In association with the Humanitarian Policy Group, Overseas Development Institute, London, the Arab Thought Forum, Amman, the Asfari Foundation, London and the Norwegian Peacebuilding Centre (NOREF), Oslo
With support from the Dutch Ministry of Foreign Affairs, The Hague and the Swiss Development and Cooperation Agency, Federal Department of Foreign Affairs, Berne
This workshop brought together Syrian local and diaspora groups providing humanitarian assistance inside Syria with international non-governmental organisations, multilateral agencies and donor community representatives to discuss the challenges.
It constituted a forum for Syrian local and diaspora groups providing humanitarian assistance to Syrians inside Syria to meet for a frank and open dialogue with the international donor community as well as with international organisations to examine ways to confront the challenges in responding to the requirements of those in dire humanitarian need in areas controlled by all parties to the conflict, which approaches its fifth year.
Syria has entered its fifth year of civil war and currently presents the world’s largest humanitarian crisis. With no resolution of the conflict in sight, humanitarian organisations are facing challenges that seriously hamper an effective humanitarian response. International organisations have increasingly limited access due to restrictions imposed by either the government or armed groups in Syria. This gap has been filled by Syrian local organisations, using their connections and networks in the country to provide aid and protection to the population. However, these local groups also struggle to maintain their operations, in part due to the difficulty in accessing funds. The way in which humanitarian action is conducted, the lack of cooperation and trust between organisations, the impact of counter-terrorism legislation and international sanctions, as well as the lack of flexibility in funding need to change to enhance humanitarian action.

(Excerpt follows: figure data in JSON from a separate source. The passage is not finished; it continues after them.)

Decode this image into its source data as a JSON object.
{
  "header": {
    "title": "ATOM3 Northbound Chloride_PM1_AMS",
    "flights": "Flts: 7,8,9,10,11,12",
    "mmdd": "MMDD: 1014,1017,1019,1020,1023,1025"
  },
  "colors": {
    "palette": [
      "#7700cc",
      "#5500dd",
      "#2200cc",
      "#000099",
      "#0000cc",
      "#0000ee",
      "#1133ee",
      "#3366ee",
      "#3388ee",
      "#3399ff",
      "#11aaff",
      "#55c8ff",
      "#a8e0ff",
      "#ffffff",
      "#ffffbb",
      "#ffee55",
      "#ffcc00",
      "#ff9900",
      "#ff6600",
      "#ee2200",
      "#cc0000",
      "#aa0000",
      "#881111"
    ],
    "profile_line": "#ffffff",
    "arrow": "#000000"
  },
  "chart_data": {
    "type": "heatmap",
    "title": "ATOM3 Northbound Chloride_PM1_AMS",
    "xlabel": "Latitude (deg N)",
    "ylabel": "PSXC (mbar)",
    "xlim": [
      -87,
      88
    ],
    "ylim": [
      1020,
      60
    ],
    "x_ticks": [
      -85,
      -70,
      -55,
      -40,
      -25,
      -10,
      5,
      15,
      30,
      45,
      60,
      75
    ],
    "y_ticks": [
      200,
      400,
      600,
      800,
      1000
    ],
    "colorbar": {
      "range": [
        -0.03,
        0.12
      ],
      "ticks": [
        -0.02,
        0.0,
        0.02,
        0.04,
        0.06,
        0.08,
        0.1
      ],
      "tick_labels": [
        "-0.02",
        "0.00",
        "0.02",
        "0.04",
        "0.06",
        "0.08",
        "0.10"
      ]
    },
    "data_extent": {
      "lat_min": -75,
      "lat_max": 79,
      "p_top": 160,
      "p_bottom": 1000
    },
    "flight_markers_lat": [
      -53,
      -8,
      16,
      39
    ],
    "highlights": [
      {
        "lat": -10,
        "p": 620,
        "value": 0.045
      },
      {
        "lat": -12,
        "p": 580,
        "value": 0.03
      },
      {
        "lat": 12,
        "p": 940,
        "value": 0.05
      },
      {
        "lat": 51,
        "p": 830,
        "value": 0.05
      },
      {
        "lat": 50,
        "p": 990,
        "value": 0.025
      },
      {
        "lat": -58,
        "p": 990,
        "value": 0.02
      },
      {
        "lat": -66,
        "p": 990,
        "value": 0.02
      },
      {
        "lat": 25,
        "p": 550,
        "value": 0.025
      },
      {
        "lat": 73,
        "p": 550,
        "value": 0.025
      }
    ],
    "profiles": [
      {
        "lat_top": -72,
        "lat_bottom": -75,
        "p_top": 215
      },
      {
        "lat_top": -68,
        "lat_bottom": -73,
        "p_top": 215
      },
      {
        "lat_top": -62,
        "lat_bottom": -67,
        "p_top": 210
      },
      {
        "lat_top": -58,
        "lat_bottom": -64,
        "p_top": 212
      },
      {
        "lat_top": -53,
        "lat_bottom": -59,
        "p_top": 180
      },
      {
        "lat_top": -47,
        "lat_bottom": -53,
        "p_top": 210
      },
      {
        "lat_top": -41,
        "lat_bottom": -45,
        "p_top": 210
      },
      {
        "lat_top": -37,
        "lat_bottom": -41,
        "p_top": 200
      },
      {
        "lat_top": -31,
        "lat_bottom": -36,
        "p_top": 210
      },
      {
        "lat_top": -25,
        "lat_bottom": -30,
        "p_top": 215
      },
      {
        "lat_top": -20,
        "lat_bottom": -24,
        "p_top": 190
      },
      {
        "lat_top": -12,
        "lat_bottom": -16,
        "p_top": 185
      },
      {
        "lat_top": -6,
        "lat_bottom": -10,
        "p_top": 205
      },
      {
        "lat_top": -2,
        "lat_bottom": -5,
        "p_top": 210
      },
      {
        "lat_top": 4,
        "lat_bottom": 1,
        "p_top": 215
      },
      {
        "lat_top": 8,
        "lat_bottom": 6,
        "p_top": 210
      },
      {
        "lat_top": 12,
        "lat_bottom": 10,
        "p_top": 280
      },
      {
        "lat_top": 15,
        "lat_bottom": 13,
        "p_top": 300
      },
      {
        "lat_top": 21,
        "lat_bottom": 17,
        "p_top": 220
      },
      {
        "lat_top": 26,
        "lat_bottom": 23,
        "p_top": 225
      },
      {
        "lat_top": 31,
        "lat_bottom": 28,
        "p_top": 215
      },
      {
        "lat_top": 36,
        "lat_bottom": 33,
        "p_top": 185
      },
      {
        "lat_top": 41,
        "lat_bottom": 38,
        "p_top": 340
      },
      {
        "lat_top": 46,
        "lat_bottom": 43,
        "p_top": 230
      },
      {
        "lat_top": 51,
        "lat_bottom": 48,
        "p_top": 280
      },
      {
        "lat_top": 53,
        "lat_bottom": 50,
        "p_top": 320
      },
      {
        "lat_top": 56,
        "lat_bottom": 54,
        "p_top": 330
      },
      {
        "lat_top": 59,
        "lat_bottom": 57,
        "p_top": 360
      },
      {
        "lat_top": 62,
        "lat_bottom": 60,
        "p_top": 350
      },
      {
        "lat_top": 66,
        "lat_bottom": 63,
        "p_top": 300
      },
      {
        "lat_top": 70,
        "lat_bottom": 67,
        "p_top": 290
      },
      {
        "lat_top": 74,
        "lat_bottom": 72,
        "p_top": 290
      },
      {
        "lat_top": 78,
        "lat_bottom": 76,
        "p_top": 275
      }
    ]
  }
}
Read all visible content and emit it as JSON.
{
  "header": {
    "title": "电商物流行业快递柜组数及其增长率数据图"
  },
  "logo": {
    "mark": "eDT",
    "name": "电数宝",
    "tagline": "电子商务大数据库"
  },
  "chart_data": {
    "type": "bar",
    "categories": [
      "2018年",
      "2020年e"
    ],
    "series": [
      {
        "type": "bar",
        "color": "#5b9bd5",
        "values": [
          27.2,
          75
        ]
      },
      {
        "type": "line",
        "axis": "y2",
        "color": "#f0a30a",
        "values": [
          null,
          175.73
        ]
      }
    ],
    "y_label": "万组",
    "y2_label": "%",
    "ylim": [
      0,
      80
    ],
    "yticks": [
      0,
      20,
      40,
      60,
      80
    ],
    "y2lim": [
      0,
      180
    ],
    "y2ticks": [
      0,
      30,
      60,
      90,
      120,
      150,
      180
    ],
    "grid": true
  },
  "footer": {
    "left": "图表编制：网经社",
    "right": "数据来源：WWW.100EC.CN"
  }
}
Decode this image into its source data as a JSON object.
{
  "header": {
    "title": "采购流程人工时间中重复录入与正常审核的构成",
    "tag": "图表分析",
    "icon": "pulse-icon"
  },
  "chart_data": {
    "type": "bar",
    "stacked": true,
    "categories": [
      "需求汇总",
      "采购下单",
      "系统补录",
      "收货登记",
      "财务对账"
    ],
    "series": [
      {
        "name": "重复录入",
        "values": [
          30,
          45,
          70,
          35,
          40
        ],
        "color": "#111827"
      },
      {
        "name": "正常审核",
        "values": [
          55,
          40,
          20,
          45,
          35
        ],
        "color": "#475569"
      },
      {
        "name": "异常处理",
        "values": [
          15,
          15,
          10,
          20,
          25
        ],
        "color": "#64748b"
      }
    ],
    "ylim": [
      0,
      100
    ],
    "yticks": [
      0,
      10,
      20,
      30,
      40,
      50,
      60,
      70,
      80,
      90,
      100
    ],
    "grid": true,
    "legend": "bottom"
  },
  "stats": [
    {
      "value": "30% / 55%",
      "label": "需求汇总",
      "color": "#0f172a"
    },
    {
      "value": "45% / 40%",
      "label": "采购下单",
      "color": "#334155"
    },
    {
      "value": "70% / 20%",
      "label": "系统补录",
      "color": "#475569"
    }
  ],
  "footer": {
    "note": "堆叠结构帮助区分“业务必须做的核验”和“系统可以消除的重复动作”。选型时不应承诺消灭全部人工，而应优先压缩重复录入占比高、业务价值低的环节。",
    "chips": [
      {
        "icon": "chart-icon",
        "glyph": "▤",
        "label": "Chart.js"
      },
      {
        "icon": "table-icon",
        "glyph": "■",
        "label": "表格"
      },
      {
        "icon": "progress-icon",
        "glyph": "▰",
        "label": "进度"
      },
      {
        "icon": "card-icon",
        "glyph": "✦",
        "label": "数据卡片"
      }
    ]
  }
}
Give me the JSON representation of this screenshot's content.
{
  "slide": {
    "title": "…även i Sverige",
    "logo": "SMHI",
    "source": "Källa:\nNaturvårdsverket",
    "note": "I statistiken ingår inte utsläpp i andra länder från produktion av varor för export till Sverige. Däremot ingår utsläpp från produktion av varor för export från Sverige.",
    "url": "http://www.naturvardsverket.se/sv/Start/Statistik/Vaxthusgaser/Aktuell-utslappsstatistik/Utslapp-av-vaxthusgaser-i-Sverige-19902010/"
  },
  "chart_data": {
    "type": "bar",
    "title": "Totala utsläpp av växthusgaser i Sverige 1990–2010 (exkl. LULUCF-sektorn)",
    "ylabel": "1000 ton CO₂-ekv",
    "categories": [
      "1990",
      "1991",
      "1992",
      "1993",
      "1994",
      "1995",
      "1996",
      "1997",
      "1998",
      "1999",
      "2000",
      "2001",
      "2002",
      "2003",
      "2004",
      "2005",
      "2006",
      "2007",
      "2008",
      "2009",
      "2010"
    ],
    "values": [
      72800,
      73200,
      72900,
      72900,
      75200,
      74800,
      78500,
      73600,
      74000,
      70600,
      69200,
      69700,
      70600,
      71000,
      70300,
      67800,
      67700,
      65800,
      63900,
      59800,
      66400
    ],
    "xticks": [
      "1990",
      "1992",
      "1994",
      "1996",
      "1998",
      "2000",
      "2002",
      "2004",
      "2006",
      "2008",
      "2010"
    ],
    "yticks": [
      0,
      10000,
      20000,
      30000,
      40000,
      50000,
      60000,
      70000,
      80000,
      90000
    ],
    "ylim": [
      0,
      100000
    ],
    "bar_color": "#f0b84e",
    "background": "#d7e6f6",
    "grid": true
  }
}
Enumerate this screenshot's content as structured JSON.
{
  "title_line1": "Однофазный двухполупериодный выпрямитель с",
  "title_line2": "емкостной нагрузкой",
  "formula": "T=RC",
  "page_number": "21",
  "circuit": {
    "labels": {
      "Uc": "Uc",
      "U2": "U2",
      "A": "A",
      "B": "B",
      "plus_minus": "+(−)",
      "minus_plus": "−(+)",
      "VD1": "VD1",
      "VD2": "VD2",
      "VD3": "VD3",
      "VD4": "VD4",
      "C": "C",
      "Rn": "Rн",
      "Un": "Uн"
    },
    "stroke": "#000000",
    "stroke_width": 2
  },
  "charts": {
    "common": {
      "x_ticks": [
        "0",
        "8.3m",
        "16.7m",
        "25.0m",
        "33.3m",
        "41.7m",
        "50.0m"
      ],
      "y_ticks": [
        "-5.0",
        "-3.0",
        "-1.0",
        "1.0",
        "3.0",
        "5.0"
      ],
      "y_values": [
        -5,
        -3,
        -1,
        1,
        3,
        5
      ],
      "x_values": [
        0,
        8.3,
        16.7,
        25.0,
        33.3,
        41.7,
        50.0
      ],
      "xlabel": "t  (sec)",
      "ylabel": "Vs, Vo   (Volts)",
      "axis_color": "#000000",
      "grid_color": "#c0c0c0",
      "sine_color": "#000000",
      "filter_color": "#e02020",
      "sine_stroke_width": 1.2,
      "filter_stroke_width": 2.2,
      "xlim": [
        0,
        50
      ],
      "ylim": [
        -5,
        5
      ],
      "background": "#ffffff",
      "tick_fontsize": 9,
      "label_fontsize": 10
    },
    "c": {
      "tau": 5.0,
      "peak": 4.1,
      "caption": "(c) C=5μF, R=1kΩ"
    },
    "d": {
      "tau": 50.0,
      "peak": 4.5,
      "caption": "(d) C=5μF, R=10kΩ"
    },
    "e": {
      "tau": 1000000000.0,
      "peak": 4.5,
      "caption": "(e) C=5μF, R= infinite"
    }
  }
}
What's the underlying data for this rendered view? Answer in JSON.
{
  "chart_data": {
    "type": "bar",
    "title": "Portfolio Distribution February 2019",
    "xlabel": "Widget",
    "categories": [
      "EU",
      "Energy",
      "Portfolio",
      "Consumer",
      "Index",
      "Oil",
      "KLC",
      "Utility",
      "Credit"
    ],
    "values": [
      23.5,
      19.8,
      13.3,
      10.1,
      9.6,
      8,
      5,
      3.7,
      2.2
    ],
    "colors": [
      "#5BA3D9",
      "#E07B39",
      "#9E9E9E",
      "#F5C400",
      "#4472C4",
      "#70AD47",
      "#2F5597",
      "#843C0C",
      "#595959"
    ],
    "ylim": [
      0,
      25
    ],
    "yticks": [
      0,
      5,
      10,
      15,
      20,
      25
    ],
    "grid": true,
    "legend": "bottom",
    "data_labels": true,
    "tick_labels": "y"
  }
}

In order to confront these issues there needs to be a narrative centred on the Syrian population affected by the conflict, as well as genuine partnerships enabling local and international organisations to complement one another and work more effectively. Core, long term, flexible funding for Syrian organisations is vital in order for them not only to continue, but to strengthen their work. Appropriate training, adapted to their specific needs, would also enable local organisations to attain a more professional level, thereby meeting generally accepted professional standards.
Possible concrete measures include the creation of new umbrella frameworks or platforms among local Syrian and diaspora groups to provide information exchange, coordination and adequate training. These would bring together creative ways to look at funding, and promote joint advocacy and partnerships. Openness and commitment is crucial for the emergence of a renewed efficient aid model in Syria and functional ways for international and local groups to work together.